Camille sat at the base of the tree and looked up. She closed her eyes for a moment and enjoyed the breeze that blew past her nose in the shade of the leaves. She could hear the sounds of the city street, the honking cars, the women clicking about in their high heels, and the men talking to ghosts on their Bluetooth devices, and she swayed to the rhythm of the cacophony. She could smell the bread newly baked in the bakery and the hint of ground coffee wafting onto the sidewalk from inside the Starbucks. Camille took in a deep breath through her nose and released it out through her mouth, a moment of meditation and being present.
It is good to pause and enjoy the moment.

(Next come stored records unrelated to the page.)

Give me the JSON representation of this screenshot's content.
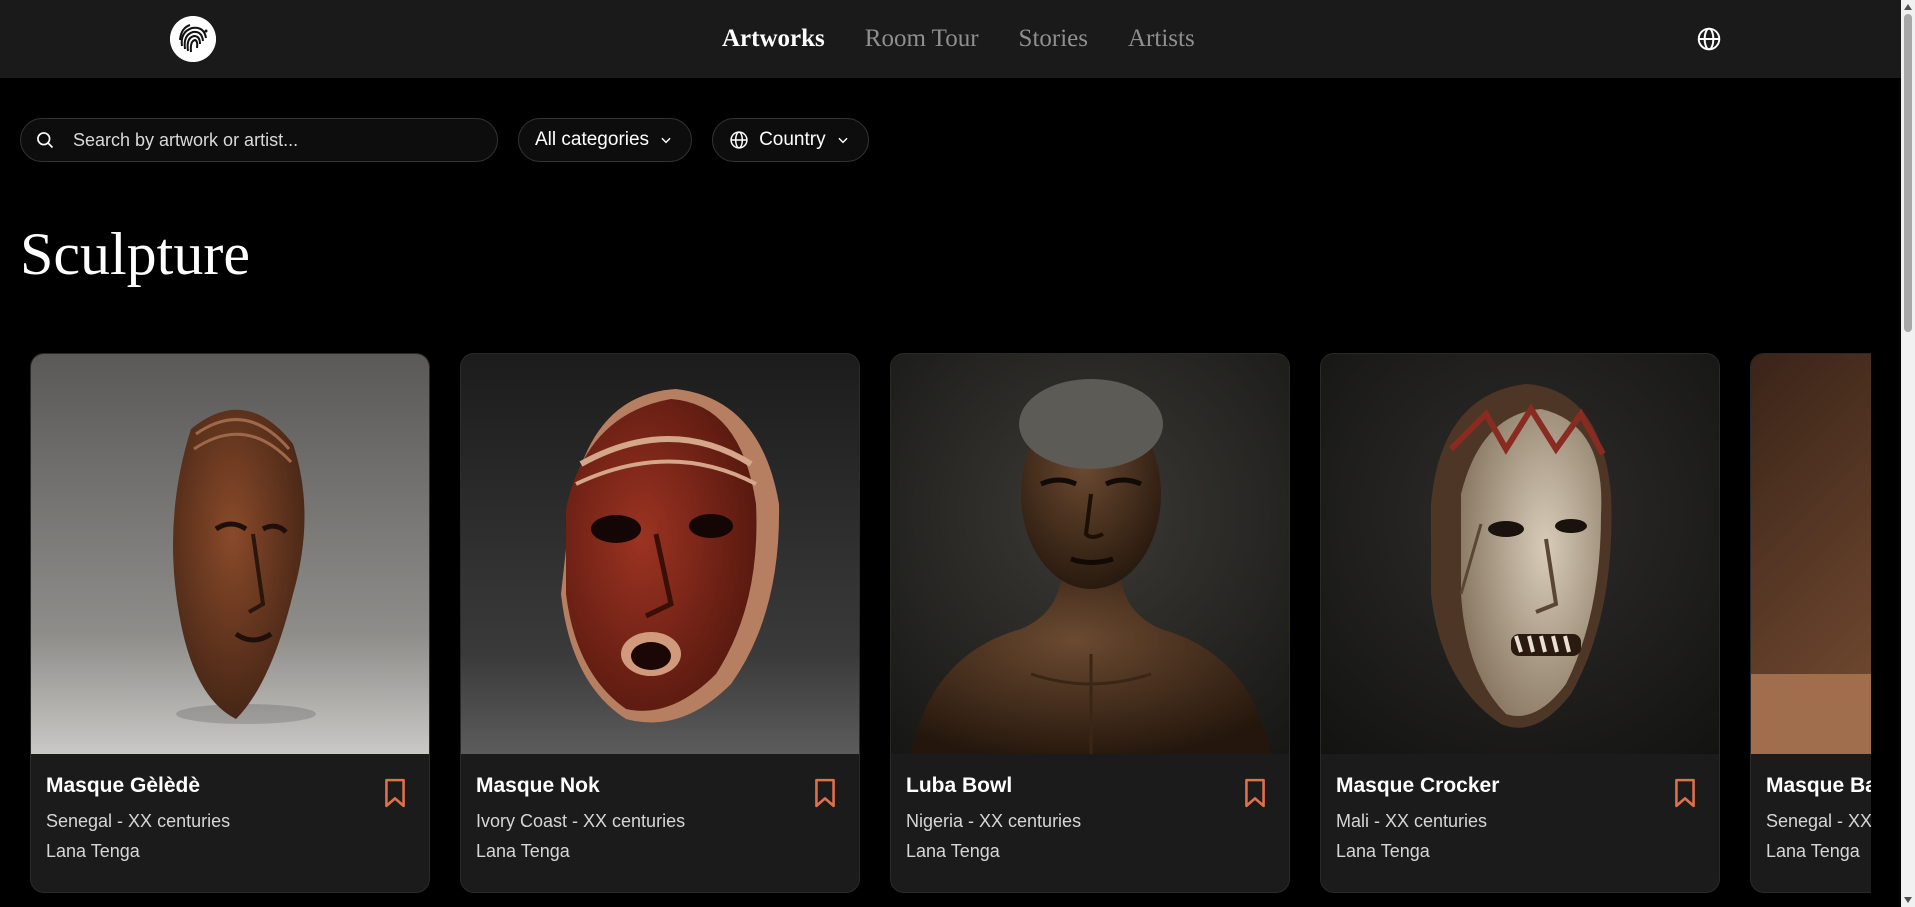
{
  "nav": {
    "items": [
      {
        "label": "Artworks",
        "active": true
      },
      {
        "label": "Room Tour",
        "active": false
      },
      {
        "label": "Stories",
        "active": false
      },
      {
        "label": "Artists",
        "active": false
      }
    ],
    "language_icon": "globe-icon"
  },
  "filters": {
    "search_placeholder": "Search by artwork or artist...",
    "category_label": "All categories",
    "country_label": "Country"
  },
  "section": {
    "title": "Sculpture"
  },
  "cards": [
    {
      "title": "Masque Gèlèdè",
      "meta": "Senegal - XX centuries",
      "artist": "Lana Tenga"
    },
    {
      "title": "Masque Nok",
      "meta": "Ivory Coast - XX centuries",
      "artist": "Lana Tenga"
    },
    {
      "title": "Luba Bowl",
      "meta": "Nigeria - XX centuries",
      "artist": "Lana Tenga"
    },
    {
      "title": "Masque Crocker",
      "meta": "Mali - XX centuries",
      "artist": "Lana Tenga"
    },
    {
      "title": "Masque Ba",
      "meta": "Senegal - XX",
      "artist": "Lana Tenga"
    }
  ],
  "colors": {
    "accent": "#e0704c",
    "nav_bg": "#1a1a1a",
    "card_bg": "#1b1b1b",
    "page_bg": "#000000"
  }
}
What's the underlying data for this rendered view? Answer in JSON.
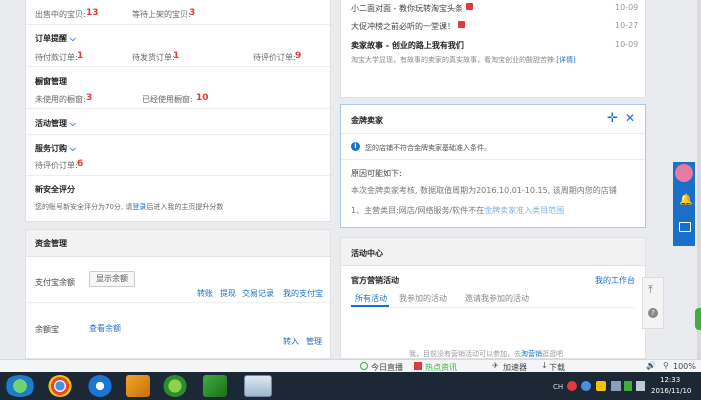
{
  "left": {
    "shop_row": {
      "label_a": "出售中的宝贝:",
      "value_a": "13",
      "label_b": "等待上架的宝贝:",
      "value_b": "3"
    },
    "orders": {
      "title": "订单提醒",
      "label_a": "待付款订单:",
      "value_a": "1",
      "label_b": "待发货订单:",
      "value_b": "1",
      "label_c": "待评价订单:",
      "value_c": "9"
    },
    "showcase": {
      "title": "橱窗管理",
      "label_a": "未使用的橱窗:",
      "value_a": "3",
      "label_b": "已经使用橱窗:",
      "value_b": "10"
    },
    "activity": {
      "title": "活动管理"
    },
    "service": {
      "title": "服务订购",
      "label_a": "待评价订单:",
      "value_a": "6"
    },
    "security": {
      "title": "新安全评分",
      "text_before": "您的账号新安全评分为70分, 请",
      "link": "登录",
      "text_after": "后进入我的主页提升分数"
    },
    "funds": {
      "title": "资金管理",
      "alipay_label": "支付宝余额",
      "show_balance": "显示余额",
      "links": [
        "转账",
        "提现",
        "交易记录",
        "我的支付宝"
      ],
      "yuebao_label": "余额宝",
      "view_balance": "查看余额",
      "transfer_in": "转入",
      "manage": "管理"
    }
  },
  "right": {
    "news": [
      {
        "title": "小二面对面 - 教你玩转淘宝头条",
        "date": "10-09"
      },
      {
        "title": "大促冲榜之前必听的一堂课！",
        "date": "10-27"
      },
      {
        "title": "卖家故事 - 创业的路上我有我们",
        "date": "10-09"
      }
    ],
    "news_desc": "淘宝大学显现，有故事的卖家的真实故事，看淘宝创业的酸甜苦辣",
    "news_desc_link": "[详情]",
    "gold": {
      "title": "金牌卖家",
      "notice": "您的店铺不符合金牌卖家基础准入条件。",
      "reason_title": "原因可能如下:",
      "reason_1": "本次金牌卖家考核, 数据取值周期为2016.10.01-10.15, 该周期内您的店铺",
      "reason_2_before": "1、主营类目:网店/网络服务/软件不在",
      "reason_2_link": "金牌卖家准入类目范围"
    },
    "activity_center": {
      "title": "活动中心",
      "subtitle": "官方营销活动",
      "workbench": "我的工作台",
      "tabs": [
        "所有活动",
        "我参加的活动",
        "邀请我参加的活动"
      ],
      "empty_before": "我，目前没有营销活动可以参加，去",
      "empty_link": "淘营销",
      "empty_after": "逛逛吧"
    }
  },
  "status": {
    "today_live": "今日直播",
    "hotspot": "热点资讯",
    "accelerator": "加速器",
    "download": "下载",
    "zoom": "100%"
  },
  "clock": {
    "time": "12:33",
    "date": "2016/11/10"
  },
  "tray": {
    "lang": "CH"
  },
  "colors": {
    "accent": "#1a6fc9",
    "highlight": "#e4393c",
    "taskbar": "#1c2836"
  }
}
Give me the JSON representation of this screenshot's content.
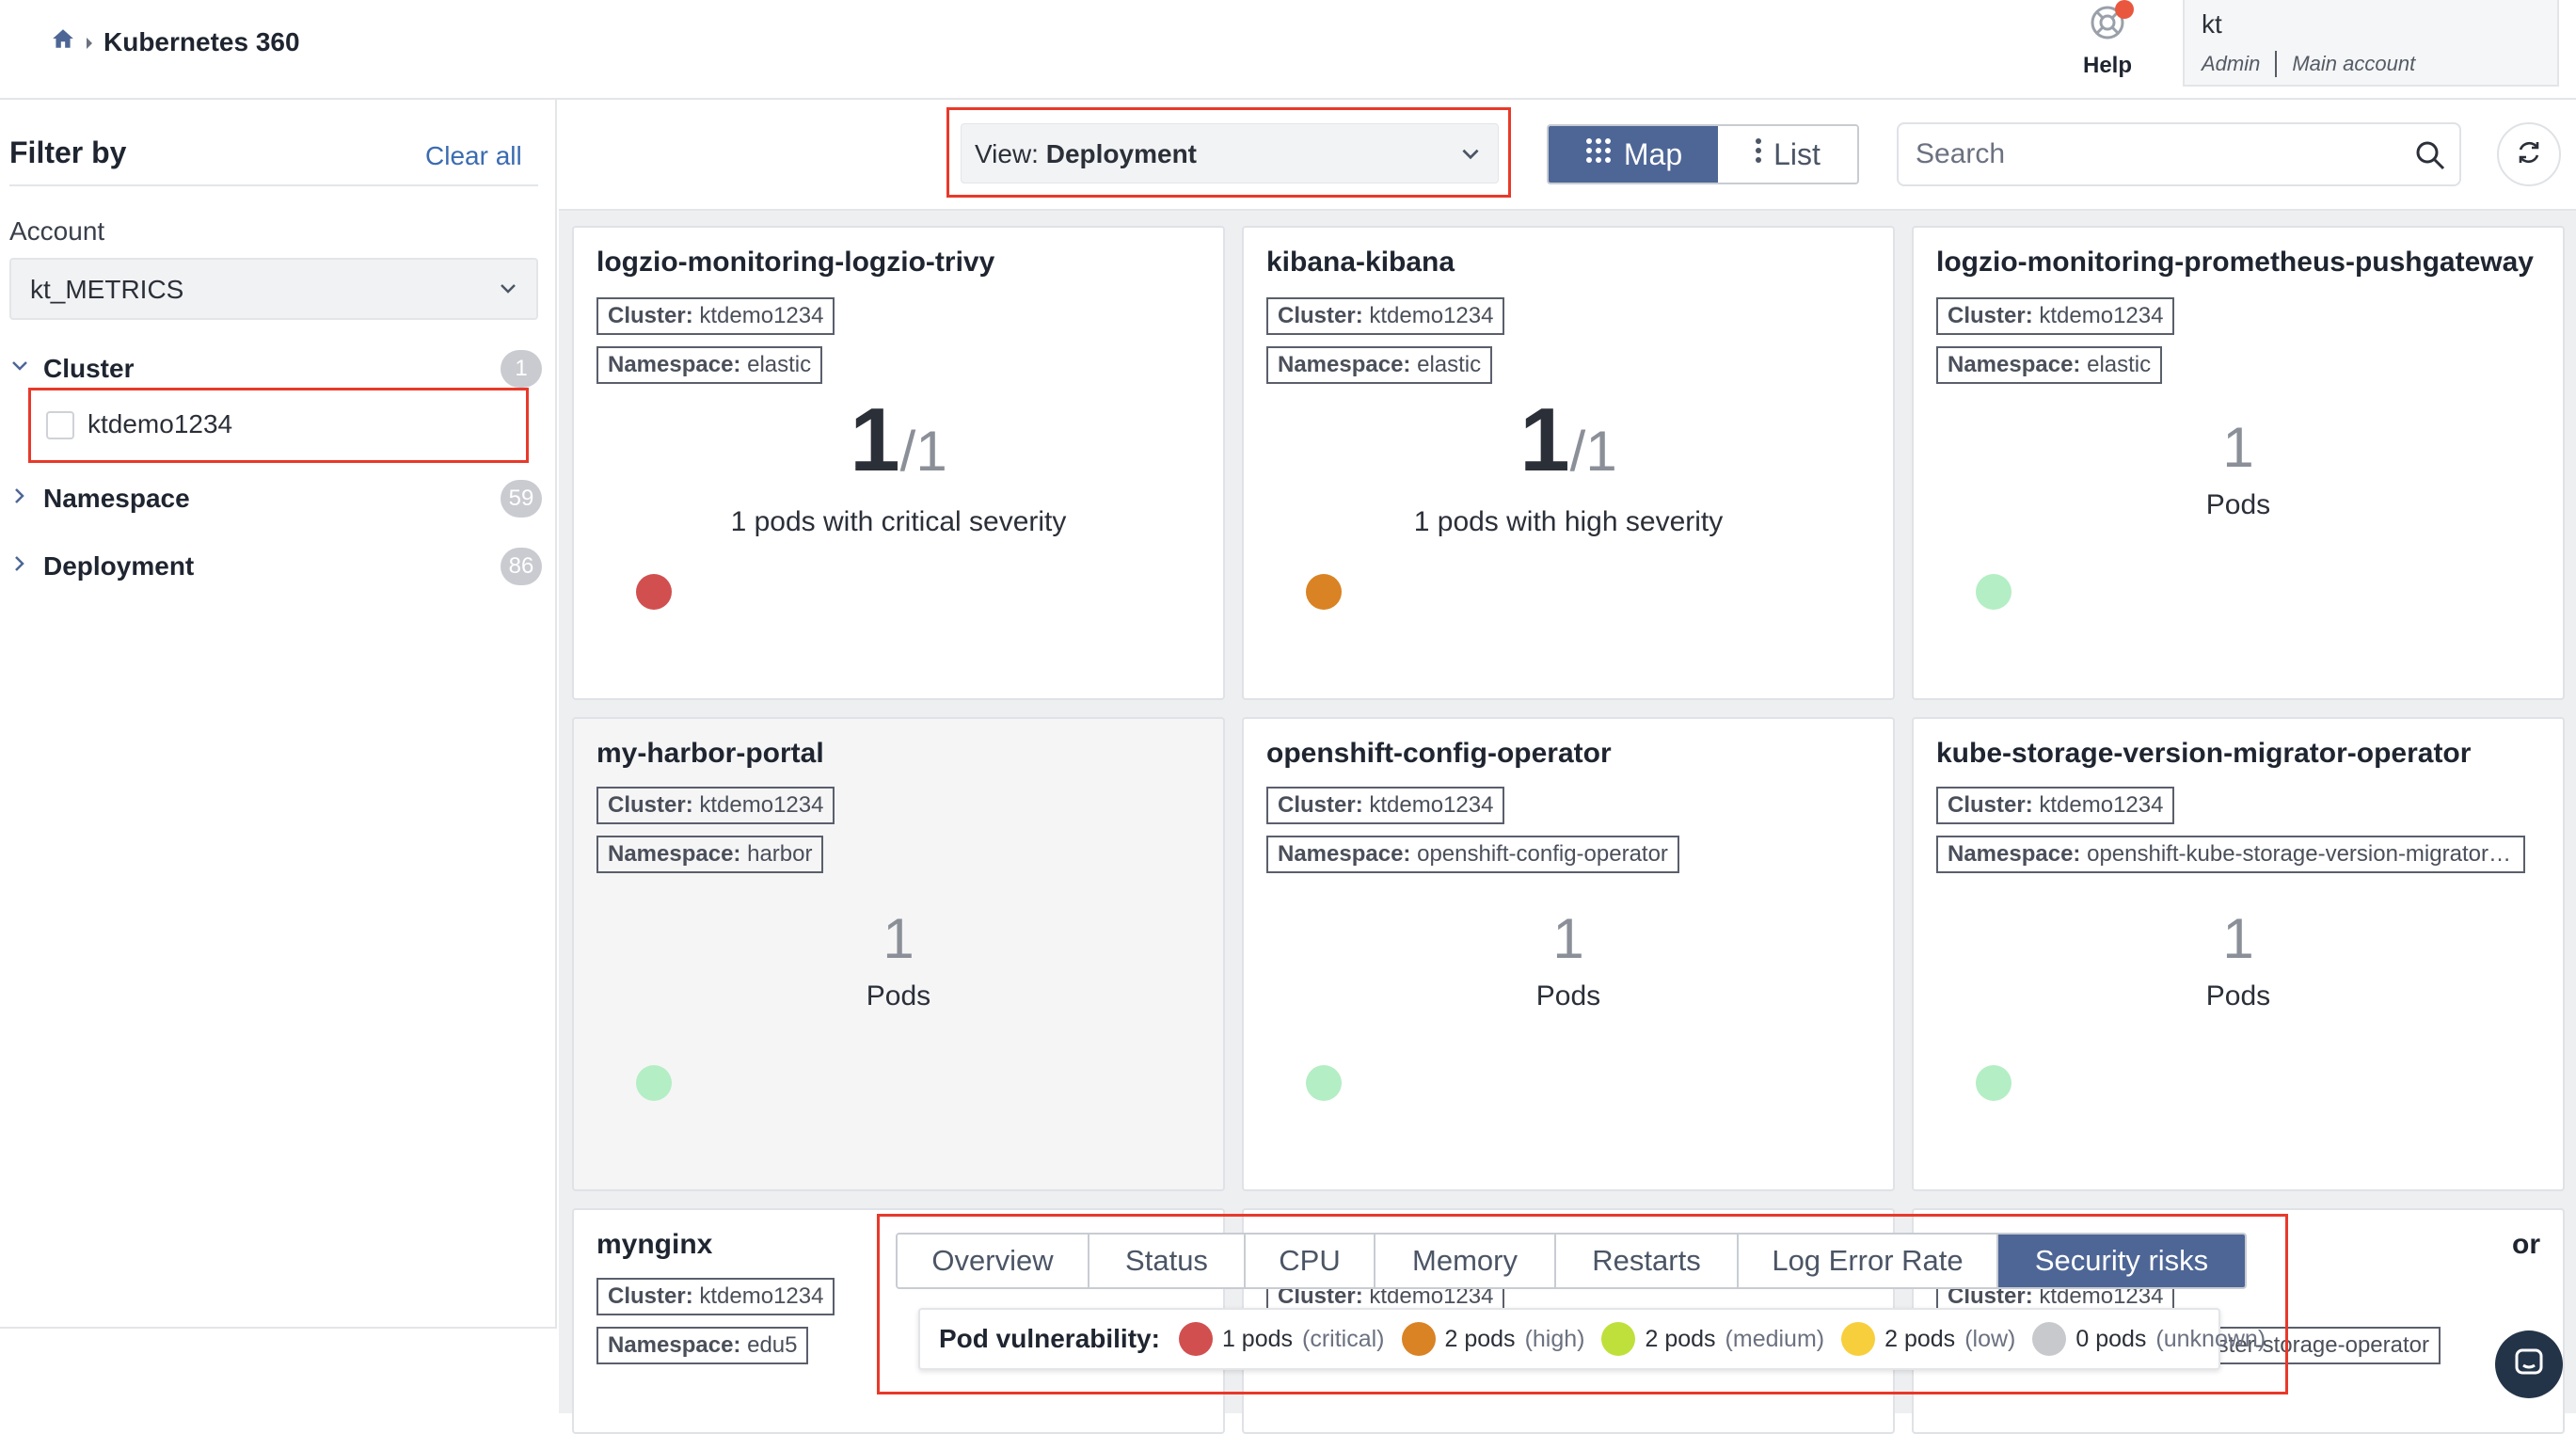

Camille stretched out her two front paws and stretched deeply into her back paws before calmly and aptly climbing the highest tree. She had done this many times before. Once she reached the top, she lifted her voice even higher. “Meow!” she called. And then again. And again. Camille’s body was mostly hidden by the network of branches and leaves surrounding her, which gave her the courage to sing with volume and flair. To be honest, she had a great singing voice.
Suddenly, a shriek filled the air, breaking into the cacophony of sound on the city streets, and the sunlight was joined by hues of red and blue. The cars stopped honking, the women stopped clicking, and the men exchanged their long sentences for pleas to “wait” and “hold on.” The fire truck came screaming down the road, and Camille felt proud of her performance among the leaves that danced around her.
Within a matter of minutes, a particularly handsome fireman was lowering Camille from the tree and placing her paws gently on the warm sidewalk. Sounds of applause filled the air like a symphony conducted for a hero. The fireman blushed, Camille rubbed a “thank you” against his leg, and both trotted off in separate directions, pleased with the jobs they had done.
We all feel proud to have done our jobs well. Oh, did you think it was only you?
Her daily task completed, Camille felt free and content. She thought of strolling home, but realizing dinner time was still hours away, she made her way down a side street that led to the park.
A grassy knoll filled with light saw Camille walking his way, and he called for her to spread out atop his softness.
Nature speaks its desires and enjoys the companionship of those who listen. If you listen to it, you will know what I mean.
Camille lay in the center of the grassy knoll, careful not to dip her tail into the water below, and closed her eyes. She rolled her head back and forth to enjoy the shades of orange and yellow and red frolicking behind her eyelids. She could feel the heat of the ground on her back and the heat of sun on her stomach. She breathed in through her nose and released through her mouth, in and out, in and out, until her consciousness slipped into dreaming.
As she slept, the world around Camille continued to huff and to puff, like a train on a track with a destination to reach. Men with briefcases moved up and down the streets like ants, all in lines, moving this way and that. Scouts sent forth from their secret dwellings, with secrets at their sides and secrets in their minds.
Did you think you were the only one?